Neanderthals and Early Humans May Have Kissing, Researchers Suggest
Among Galápagos albatrosses to polar bears, primates to orangutans, certain species engage in mouth-to-mouth contact. Currently, researchers propose that ancient hominins did it too – and possibly exchanged kisses with early Homo sapiens.
Shared Oral Clues
It is not the first time scientists have proposed ancient relatives and Homo sapiens were closely connected. Among previous studies, researchers have found humans and their Neanderthal relatives shared the identical oral bacteria for hundreds of thousands of years after the evolutionary divergence, implying they swapped saliva.
"Probably they were kissing," she said, adding that the concept chimed with studies that has revealed humans of non-African ancestry contain ancient genetic material in their genetic makeup, demonstrating interbreeding was at play.
Intimate Spin
"It certainly puts a different spin on ancient interactions," Brindle commented.
Writing in the journal a scientific periodical, the researcher and colleagues report how, to explore the evolutionary origins of intimate contact, they first had to develop a description that was not limited to how people kiss.
Defining Kissing
"Previously there were some efforts to describe a intimate act, but it's largely human-centric, which means that basically non-human species do not engage in this. Now we understand that they likely engage, it may appear different from what our intimate contact resembles," explained Brindle.
However, she noted some actions that looked like intimate contact were something rather different – such as the processing and transfer of food, or "mouth contact", observed in aquatic species known as French grunts.
As a result the team developed a definition of kissing based on friendly interactions involving intentional oral interaction with a member of the identical group, with some motion of the oral area but no transfer of nutrition.
Research Approach
Brindle said they concentrated on reports of kissing in non-human species from the African continent and Asian regions, including bonobos, apes and great apes, and used digital recordings to verify the reports.
The researchers then integrated this data with information on the evolutionary relationships between extant and ancient species of such primates.
Evolutionary Origins
The team propose the findings indicate intimate contact developed somewhere between 21.5 million and 16.9 million years ago in the predecessors of the large apes.
Placement of Neanderthals on this evolutionary lineage means it is likely they, too, indulged in a kiss, the scientists say. But the behavior may not have been confined to their own species.
"The fact that modern people kiss, the reality that we now have shown that ancient relatives very likely kissed, indicates that the two [species] are also likely to have engage," Brindle added.
Evolutionary Significance
Although the scientific reasoning is debated, the expert explained kissing could be employed in reproductive situations to possibly enhance reproductive success or assist in selecting between mates, while it could assist strengthen connections when used in a platonic way.

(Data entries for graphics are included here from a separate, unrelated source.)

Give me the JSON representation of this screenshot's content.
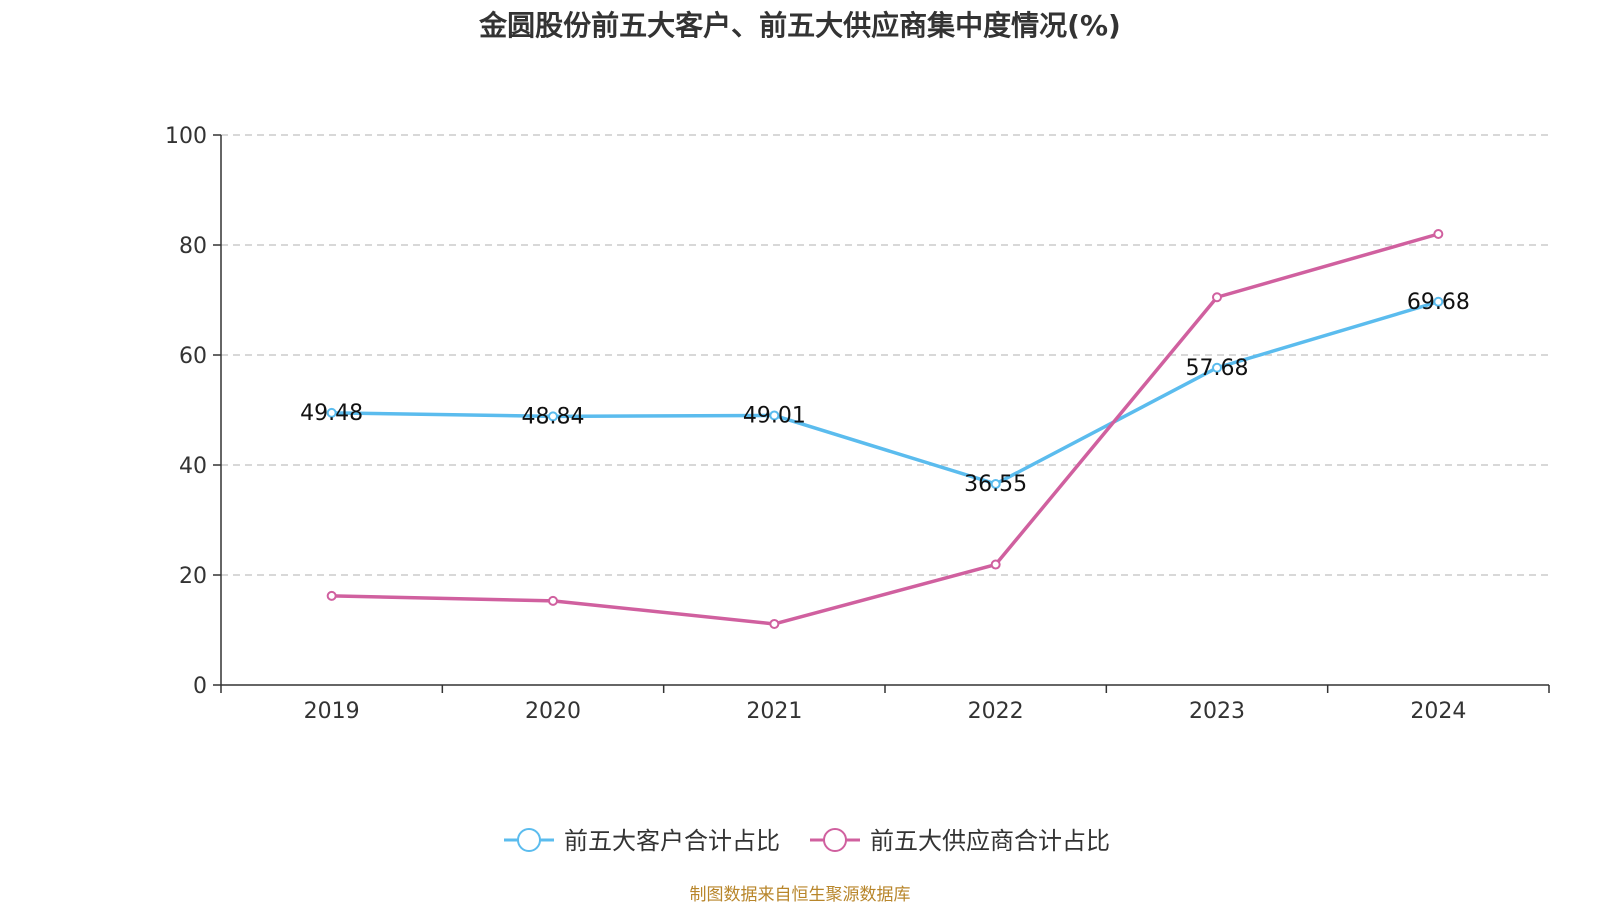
{
  "chart_data": {
    "type": "line",
    "title": "金圆股份前五大客户、前五大供应商集中度情况(%)",
    "x": [
      "2019",
      "2020",
      "2021",
      "2022",
      "2023",
      "2024"
    ],
    "ylim": [
      0,
      100
    ],
    "yticks": [
      0,
      20,
      40,
      60,
      80,
      100
    ],
    "grid": true,
    "legend_position": "bottom",
    "series": [
      {
        "name": "前五大客户合计占比",
        "color": "#5bbcee",
        "values": [
          49.48,
          48.84,
          49.01,
          36.55,
          57.68,
          69.68
        ],
        "labels": [
          "49.48",
          "48.84",
          "49.01",
          "36.55",
          "57.68",
          "69.68"
        ]
      },
      {
        "name": "前五大供应商合计占比",
        "color": "#d0609f",
        "values": [
          16.2,
          15.3,
          11.1,
          21.9,
          70.5,
          82.0
        ]
      }
    ]
  },
  "source_note": "制图数据来自恒生聚源数据库"
}
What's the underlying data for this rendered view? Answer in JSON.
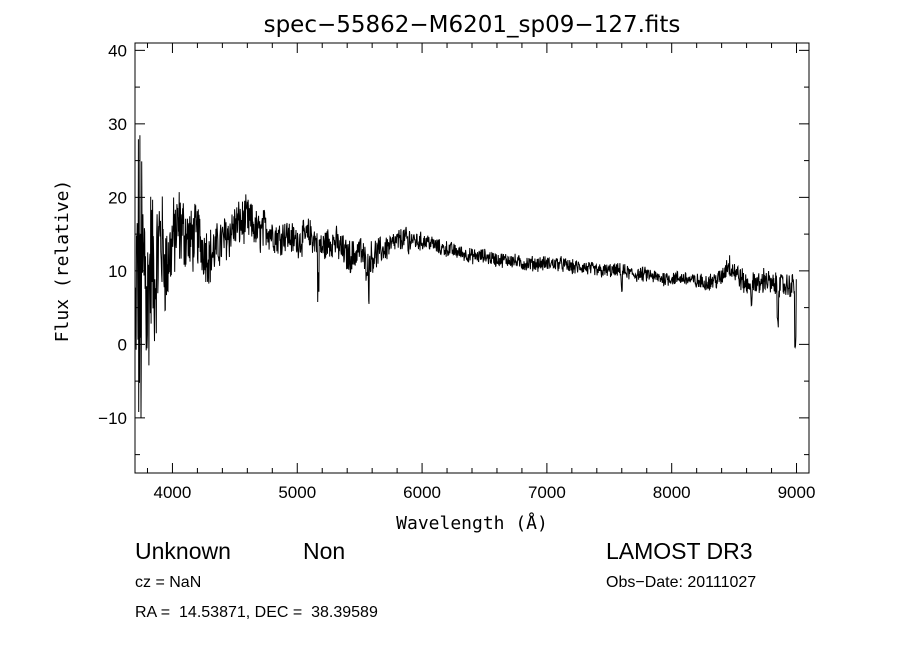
{
  "chart_data": {
    "type": "line",
    "title": "spec−55862−M6201_sp09−127.fits",
    "xlabel": "Wavelength (Å)",
    "ylabel": "Flux (relative)",
    "xlim": [
      3700,
      9100
    ],
    "ylim": [
      -17.5,
      41
    ],
    "x_ticks": [
      4000,
      5000,
      6000,
      7000,
      8000,
      9000
    ],
    "y_ticks": [
      -10,
      0,
      10,
      20,
      30,
      40
    ],
    "x_tick_labels": [
      "4000",
      "5000",
      "6000",
      "7000",
      "8000",
      "9000"
    ],
    "y_tick_labels": [
      "−10",
      "0",
      "10",
      "20",
      "30",
      "40"
    ],
    "grid": false,
    "series": [
      {
        "x": [
          3700,
          3720,
          3740,
          3760,
          3780,
          3800,
          3830,
          3860,
          3900,
          3950,
          4000,
          4050,
          4100,
          4150,
          4200,
          4250,
          4300,
          4350,
          4400,
          4450,
          4500,
          4550,
          4600,
          4650,
          4700,
          4750,
          4800,
          4850,
          4900,
          4950,
          5000,
          5050,
          5100,
          5150,
          5200,
          5250,
          5300,
          5350,
          5400,
          5450,
          5500,
          5550,
          5600,
          5650,
          5700,
          5750,
          5800,
          5850,
          5900,
          5950,
          6000,
          6050,
          6100,
          6150,
          6200,
          6300,
          6400,
          6500,
          6600,
          6700,
          6800,
          6900,
          7000,
          7100,
          7200,
          7300,
          7400,
          7500,
          7600,
          7700,
          7800,
          7900,
          8000,
          8100,
          8200,
          8300,
          8400,
          8450,
          8500,
          8550,
          8600,
          8650,
          8700,
          8750,
          8800,
          8850,
          8900,
          8950,
          9000
        ],
        "y": [
          0,
          10,
          5,
          8,
          12,
          5,
          12,
          8,
          15,
          10,
          14,
          16,
          15,
          14,
          15,
          13,
          12,
          13,
          14,
          15,
          16,
          16.5,
          17,
          16,
          15,
          16,
          15,
          14.5,
          15,
          14.5,
          14,
          14.5,
          15,
          14,
          13,
          14,
          14,
          13,
          12,
          12,
          13,
          11,
          12,
          12.5,
          13,
          13.5,
          14,
          14.5,
          14.5,
          14,
          14,
          14,
          13.5,
          13,
          13,
          12.5,
          12,
          12,
          11.5,
          11.5,
          11,
          11,
          11,
          11,
          10.5,
          10.5,
          10,
          10,
          10,
          9.5,
          9.5,
          9,
          9,
          9,
          8.5,
          8.5,
          9,
          11,
          10,
          9,
          8,
          9,
          8,
          9,
          8,
          8,
          8,
          8,
          8
        ],
        "noise": [
          6,
          20,
          22,
          18,
          14,
          12,
          10,
          8,
          7,
          6,
          5,
          5,
          4.5,
          4,
          4,
          3.5,
          3.5,
          3,
          3,
          3,
          3,
          2.8,
          2.8,
          2.5,
          2.5,
          2.5,
          2.2,
          2.2,
          2,
          2,
          2,
          2,
          2,
          2,
          2.2,
          2,
          2,
          2,
          2,
          2,
          2,
          2,
          2,
          1.8,
          1.6,
          1.5,
          1.4,
          1.3,
          1.2,
          1.2,
          1.1,
          1,
          1,
          1,
          1,
          0.9,
          0.9,
          0.9,
          0.9,
          0.9,
          0.9,
          0.9,
          0.9,
          0.9,
          0.9,
          0.9,
          0.9,
          0.9,
          0.9,
          0.9,
          0.9,
          0.9,
          0.9,
          0.9,
          1,
          1,
          1.2,
          1.5,
          1.5,
          1.5,
          1.5,
          1.5,
          1.5,
          1.5,
          1.5,
          1.5,
          1.5,
          1.5,
          1.5
        ]
      }
    ]
  },
  "info": {
    "object_class": "Unknown",
    "subclass": "Non",
    "survey": "LAMOST DR3",
    "cz": "cz = NaN",
    "obs_date": "Obs−Date: 20111027",
    "radec": "RA =  14.53871, DEC =  38.39589"
  }
}
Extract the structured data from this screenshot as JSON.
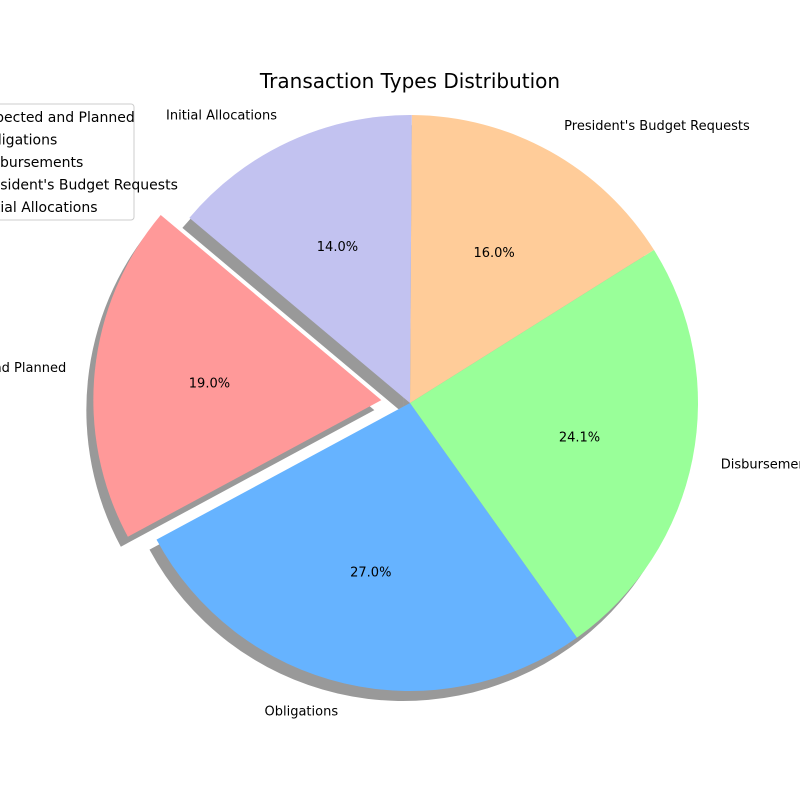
{
  "chart_data": {
    "type": "pie",
    "title": "Transaction Types Distribution",
    "start_angle_deg": 140,
    "counterclockwise": true,
    "shadow": true,
    "legend_position": "upper-left",
    "slices": [
      {
        "label": "Expected and Planned",
        "value": 19.0,
        "pct_label": "19.0%",
        "color": "#ff9999",
        "explode": 0.1
      },
      {
        "label": "Obligations",
        "value": 27.0,
        "pct_label": "27.0%",
        "color": "#66b3ff",
        "explode": 0
      },
      {
        "label": "Disbursements",
        "value": 24.1,
        "pct_label": "24.1%",
        "color": "#99ff99",
        "explode": 0
      },
      {
        "label": "President's Budget Requests",
        "value": 16.0,
        "pct_label": "16.0%",
        "color": "#ffcc99",
        "explode": 0
      },
      {
        "label": "Initial Allocations",
        "value": 14.0,
        "pct_label": "14.0%",
        "color": "#c2c2f0",
        "explode": 0
      }
    ]
  }
}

Another expert in the activities of primates said that as intimate contact was observed in a broad spectrum of apes it made sense its origins lie deep in our evolutionary past, and an examination of various types of kissing among a broader range of species might push its origins back even earlier still.
"Things that we consider as characteristics of human life, like intimate contact, are not unique to us if we examine carefully at other animals," he said.
Social Elements
An archaeology expert explained that intimate contact had a cultural element as it was not common to all societies.
"Nonetheless, as humans we thrive or fail on the quality of our emotional bonds, and ways of promoting confidence and closeness will have been significant for eons," she said. "It might be an concept that appears a bit contradictory to our misplaced ideas of a supposedly aggressive and aggressive past, but actually it ought to be no surprise that Neanderthals – and even Neanderthals and our human ancestors collectively – kissed."